Genital Warts

By Dr Kelvin Adams. Updated 13th October 2014

Genital warts are a very common STI caused by certain strains of the Human Papilloma Virus (HPV).

Genital warts look like warts that appear elsewhere on the body like the hands or the feet. They can appear in the pubic area, on the vulva (lips of the vagina), vagina, penis, scrotum, anus and perineum (part between the genitals and anus).

Often people have the HPV virus asymptomatically (without symptoms) on the skin of their genitals without developing actual warts. Most infections clear spontaneously.

Genital warts are spread by direct skin-to-skin contact during genital sex.

Genital warts are diagnosed visually by seeing a wart in the genital area. There is no test for diagnosing asymptomatic HPV infection.

Genital warts are usually treated with Liquid Nitrogen (“Dry Ice”). They are frozen off. Occasionally, if genital warts are very numerous or severe, they may be treated with a cream, or rarely, removed surgically.
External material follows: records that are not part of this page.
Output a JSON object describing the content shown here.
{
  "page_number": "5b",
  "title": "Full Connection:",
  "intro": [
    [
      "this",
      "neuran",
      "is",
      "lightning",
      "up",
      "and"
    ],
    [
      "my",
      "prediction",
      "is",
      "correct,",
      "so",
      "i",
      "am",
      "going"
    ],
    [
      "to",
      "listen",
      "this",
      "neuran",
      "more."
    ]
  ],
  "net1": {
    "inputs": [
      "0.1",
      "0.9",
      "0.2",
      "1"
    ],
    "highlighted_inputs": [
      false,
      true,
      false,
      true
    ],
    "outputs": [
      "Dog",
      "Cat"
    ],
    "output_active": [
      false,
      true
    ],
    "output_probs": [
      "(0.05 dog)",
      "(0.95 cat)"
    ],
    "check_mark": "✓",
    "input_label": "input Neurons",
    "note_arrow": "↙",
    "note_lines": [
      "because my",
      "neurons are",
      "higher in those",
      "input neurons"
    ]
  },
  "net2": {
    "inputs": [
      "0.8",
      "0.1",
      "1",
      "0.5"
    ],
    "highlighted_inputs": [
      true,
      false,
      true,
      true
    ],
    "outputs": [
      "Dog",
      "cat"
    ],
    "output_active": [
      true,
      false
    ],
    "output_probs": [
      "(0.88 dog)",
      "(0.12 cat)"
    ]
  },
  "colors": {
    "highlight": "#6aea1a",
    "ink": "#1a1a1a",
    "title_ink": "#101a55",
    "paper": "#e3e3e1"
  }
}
It is difficult to avoid infection with HPV virus as condoms and dams do not provide complete protection. Most people who have been sexually active in their life will be infected with the HPV virus at some stage, often asymptomatically. Currently, vaccination against HPV virus is available to prevent infection with genital warts, ideally before exposure to the HPV virus. Speak to your Doctor at Northside clinic about this.

Other strains of the HPV virus that do not cause warts can cause cervical cell changes & cancer in women, and anal cell changes & cancer in men who have sex with men. Sexually active women should have regular pap smears, and HIV positive men who have sex with men over the age of 50 should have regular anal examinations.